- Born: 28 August 1877 Sarrebourg, Germany
- Died: 15 November 1957 (aged 80) Ravensburg, West Germany
- Children: Ludwig Munzinger Jr.

= Ludwig Munzinger =

German publisher (1877–1957)

Ludwig Munzinger (28 August 1877 – 15 November 1957) was the founder of the German encyclopedia Munzinger-Archiv. Following his death, his son Ludwig Munzinger Jr. took over the running of the organization.

== Life ==
After attending secondary school in Strasbourg and Wissembourg, Munzinger studied law in Würzburg at the request of his family, although he had actually wanted to become an officer. In 1897, like many members of the Munzinger family, he joined a Corps, affiliating with Corps Rhenania Würzburg, as had his grandfather Ludwig Munzinger, district court president in Landau and Strasbourg, and his father Ludwig Munzinger. After the death of his father in 1897, Munzinger entered the Imperial German Army in 1898 and became a lieutenant in a Jäger battalion stationed in the Alsatian city of Colmar in 1899. After two and a half years, he left the military and began studying law in Munich and Heidelberg. In 1901, he received a doctorate in law (Dr. iur.) from Heidelberg and later also earned a doctorate in philosophy (Dr. phil.). From 1903 to 1907, Munzinger was a member of the editorial staff of the Allgemeine Zeitung in Munich, where he eventually served as deputy editor-in-chief.

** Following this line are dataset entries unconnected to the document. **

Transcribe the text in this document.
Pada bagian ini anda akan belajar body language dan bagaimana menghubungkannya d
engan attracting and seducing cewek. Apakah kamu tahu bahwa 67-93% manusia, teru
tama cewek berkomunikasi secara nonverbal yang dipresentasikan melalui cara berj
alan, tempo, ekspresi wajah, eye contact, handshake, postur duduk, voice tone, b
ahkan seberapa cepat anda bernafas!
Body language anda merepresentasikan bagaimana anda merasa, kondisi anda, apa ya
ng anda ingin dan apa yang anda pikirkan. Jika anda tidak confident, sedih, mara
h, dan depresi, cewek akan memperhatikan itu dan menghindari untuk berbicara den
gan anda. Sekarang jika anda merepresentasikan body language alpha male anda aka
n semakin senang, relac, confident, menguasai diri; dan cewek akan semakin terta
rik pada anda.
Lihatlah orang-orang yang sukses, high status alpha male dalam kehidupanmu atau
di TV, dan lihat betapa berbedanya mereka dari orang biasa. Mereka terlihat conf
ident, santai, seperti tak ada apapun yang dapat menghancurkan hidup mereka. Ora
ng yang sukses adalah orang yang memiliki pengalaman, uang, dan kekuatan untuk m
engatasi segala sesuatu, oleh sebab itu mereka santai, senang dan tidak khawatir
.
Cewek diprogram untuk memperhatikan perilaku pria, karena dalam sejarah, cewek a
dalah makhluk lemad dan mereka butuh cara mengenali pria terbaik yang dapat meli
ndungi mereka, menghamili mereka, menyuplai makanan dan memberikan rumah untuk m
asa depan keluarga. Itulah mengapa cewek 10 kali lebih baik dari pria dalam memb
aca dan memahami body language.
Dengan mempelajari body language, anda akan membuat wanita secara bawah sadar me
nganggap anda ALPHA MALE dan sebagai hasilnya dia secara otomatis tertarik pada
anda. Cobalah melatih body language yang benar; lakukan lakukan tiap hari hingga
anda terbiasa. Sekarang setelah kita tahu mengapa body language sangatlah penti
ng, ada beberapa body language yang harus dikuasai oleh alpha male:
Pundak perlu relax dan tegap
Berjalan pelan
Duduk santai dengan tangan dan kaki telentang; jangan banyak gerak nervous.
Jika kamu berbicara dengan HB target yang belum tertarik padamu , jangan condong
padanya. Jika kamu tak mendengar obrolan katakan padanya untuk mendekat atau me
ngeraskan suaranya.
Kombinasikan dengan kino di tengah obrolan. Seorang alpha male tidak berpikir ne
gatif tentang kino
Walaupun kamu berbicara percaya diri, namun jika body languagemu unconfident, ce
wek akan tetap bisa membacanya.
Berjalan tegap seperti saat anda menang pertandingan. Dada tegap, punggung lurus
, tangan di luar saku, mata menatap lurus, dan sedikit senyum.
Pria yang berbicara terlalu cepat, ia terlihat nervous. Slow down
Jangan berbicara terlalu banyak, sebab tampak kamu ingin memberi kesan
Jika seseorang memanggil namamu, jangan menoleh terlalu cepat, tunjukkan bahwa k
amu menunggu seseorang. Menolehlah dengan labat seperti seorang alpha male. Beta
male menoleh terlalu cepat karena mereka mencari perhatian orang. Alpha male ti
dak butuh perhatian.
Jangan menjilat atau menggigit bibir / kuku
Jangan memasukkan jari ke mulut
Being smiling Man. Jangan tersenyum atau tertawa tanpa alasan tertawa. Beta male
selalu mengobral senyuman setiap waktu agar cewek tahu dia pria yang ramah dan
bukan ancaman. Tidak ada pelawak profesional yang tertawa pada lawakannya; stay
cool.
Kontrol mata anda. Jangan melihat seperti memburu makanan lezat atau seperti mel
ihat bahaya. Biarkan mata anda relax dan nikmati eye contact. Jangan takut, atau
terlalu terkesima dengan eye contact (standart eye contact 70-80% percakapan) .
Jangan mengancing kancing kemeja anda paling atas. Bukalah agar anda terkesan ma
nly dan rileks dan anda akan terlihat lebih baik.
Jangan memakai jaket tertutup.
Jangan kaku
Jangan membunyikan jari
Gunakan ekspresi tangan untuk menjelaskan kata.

On 17 March 1913, Ludwig Munzinger published the first issue of the Archiv für publizistische Arbeit in Berlin — later known as the Munzinger Archive. After his death, management of the Munzinger Archive was taken over by his son, Ludwig Munzinger Jr..

In 1930, he moved with his family to Dresden (Loschwitz), the hometown of his wife Cora. After the bombing of Dresden in February 1945 and the resulting destruction of parts of the publishing house, the Munzinger family fled to Ravensburg, where the company was rebuilt.